Вот приблизительное содержание этого замечательного документа:
Завещание начинается обычными словами: «Во имя Отца и Сына и Святого Духа…» и далее: «В 1831 году июня 21-го, при самом развитии холеры написал я наскоро мои последние желания. Милосердному Богу угодно было не только сохранить тогда жизнь всему нашему семейству, но, по благодати Божией, оно с тех пор получило значительное приращение. Счастливые сии события должны изменить отчасти первые мои намерения; почему нужным считаю постановить следующее как изречение последних моих желаний».

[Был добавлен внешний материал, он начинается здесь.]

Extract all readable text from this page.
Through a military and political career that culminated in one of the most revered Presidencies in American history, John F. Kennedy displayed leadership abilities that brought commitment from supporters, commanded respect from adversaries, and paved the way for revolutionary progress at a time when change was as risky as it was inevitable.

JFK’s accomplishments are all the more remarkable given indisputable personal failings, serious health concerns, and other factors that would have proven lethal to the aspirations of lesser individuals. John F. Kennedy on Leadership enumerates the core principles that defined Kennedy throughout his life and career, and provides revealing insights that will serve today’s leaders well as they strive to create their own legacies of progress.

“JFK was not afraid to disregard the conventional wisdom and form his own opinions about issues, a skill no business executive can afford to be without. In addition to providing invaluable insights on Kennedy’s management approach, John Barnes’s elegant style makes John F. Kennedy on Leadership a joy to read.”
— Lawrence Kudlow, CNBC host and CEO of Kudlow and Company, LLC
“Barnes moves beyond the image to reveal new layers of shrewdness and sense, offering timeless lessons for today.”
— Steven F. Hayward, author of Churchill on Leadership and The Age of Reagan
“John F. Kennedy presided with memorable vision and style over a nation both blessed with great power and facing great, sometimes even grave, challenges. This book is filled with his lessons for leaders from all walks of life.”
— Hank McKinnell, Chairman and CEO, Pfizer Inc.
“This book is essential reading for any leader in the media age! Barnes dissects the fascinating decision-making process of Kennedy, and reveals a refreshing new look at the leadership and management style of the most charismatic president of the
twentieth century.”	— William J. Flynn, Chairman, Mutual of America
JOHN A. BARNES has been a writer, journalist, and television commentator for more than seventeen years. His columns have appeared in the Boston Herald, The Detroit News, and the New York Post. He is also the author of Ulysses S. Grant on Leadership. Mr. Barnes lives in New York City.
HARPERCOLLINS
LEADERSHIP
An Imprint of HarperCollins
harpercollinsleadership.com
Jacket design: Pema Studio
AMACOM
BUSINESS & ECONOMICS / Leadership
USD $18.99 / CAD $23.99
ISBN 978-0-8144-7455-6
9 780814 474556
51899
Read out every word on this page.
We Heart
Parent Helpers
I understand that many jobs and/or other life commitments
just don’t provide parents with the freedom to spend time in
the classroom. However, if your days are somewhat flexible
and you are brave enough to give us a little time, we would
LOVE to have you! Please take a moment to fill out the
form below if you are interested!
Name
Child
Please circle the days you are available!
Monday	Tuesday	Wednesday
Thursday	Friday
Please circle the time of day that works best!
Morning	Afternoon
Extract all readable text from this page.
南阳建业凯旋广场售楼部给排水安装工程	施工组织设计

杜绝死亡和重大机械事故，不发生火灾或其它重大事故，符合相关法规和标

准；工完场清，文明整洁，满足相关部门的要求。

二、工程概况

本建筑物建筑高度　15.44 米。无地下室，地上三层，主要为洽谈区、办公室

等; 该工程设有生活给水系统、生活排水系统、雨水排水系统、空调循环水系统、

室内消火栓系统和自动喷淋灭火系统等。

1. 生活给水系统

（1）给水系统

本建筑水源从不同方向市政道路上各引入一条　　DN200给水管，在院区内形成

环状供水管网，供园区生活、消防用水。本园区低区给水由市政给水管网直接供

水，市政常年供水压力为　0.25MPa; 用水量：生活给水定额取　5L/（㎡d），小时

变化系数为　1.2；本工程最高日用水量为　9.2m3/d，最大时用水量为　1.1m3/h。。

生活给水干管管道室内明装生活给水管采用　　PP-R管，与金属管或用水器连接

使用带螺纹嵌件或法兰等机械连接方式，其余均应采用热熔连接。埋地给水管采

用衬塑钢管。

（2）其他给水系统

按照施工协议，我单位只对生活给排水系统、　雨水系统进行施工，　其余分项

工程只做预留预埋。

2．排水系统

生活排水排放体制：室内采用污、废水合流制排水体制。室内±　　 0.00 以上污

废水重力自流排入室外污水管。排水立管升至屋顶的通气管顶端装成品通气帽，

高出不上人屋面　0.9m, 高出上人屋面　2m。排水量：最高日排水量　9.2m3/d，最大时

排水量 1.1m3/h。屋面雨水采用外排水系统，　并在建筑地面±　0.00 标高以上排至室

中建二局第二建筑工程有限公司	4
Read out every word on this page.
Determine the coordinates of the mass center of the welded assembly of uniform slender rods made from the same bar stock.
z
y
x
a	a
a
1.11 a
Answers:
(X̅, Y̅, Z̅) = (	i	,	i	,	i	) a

Завещательный акт содержит 34 статьи.
Статья первая, после подробного перечисления разных недвижимых имений, дворцов, дач, мыз и деревень, долженствующих составлять личную собственность государыни императрицы Александры Феодоровны, гласит: «Желаю, однако, чтобы жене моей предоставлено было пользоваться покоями ее в Зимнем дворце, на Елагином острову и в новом дворце в Царском Селе. Кроме того, хотя по праву наследства Николаевский (Аничковский) дворец принадлежать должен старшему моему сыну, но по жизнь предоставляю пользоваться оным жене моей, ежели ей сие угодно.
Завещаю всем детям и внучатам моим любить и чтить их родительницу и пещись об ее успокоении, предупреждать ее желания и стараться утешать ее старость нежною их попечительностию. Никогда и ничего важного во всю их жизнь не предпринимать, не спрося предварительно ее совета и материнского благословения.
Младшим моим сыновьям быть до совершеннолетия в полной ее зависимости».
В статьях 2, 3, 4 и 6-й упоминается, что подаренный ему императором Александром I Николаевский (Аничков) дворец со всеми прилегающими к нему дворами и домами, равно как завещанное наследнику престола императрицей Марией Феодоровной гатчинское имение должны принадлежать заместившему его императору; последнему предназначается также царскосельский Арсенал; второму же сыну, Константину, завещаются все модели, телескопы, рупоры, медальный кабинет и собственная его величества библиотека.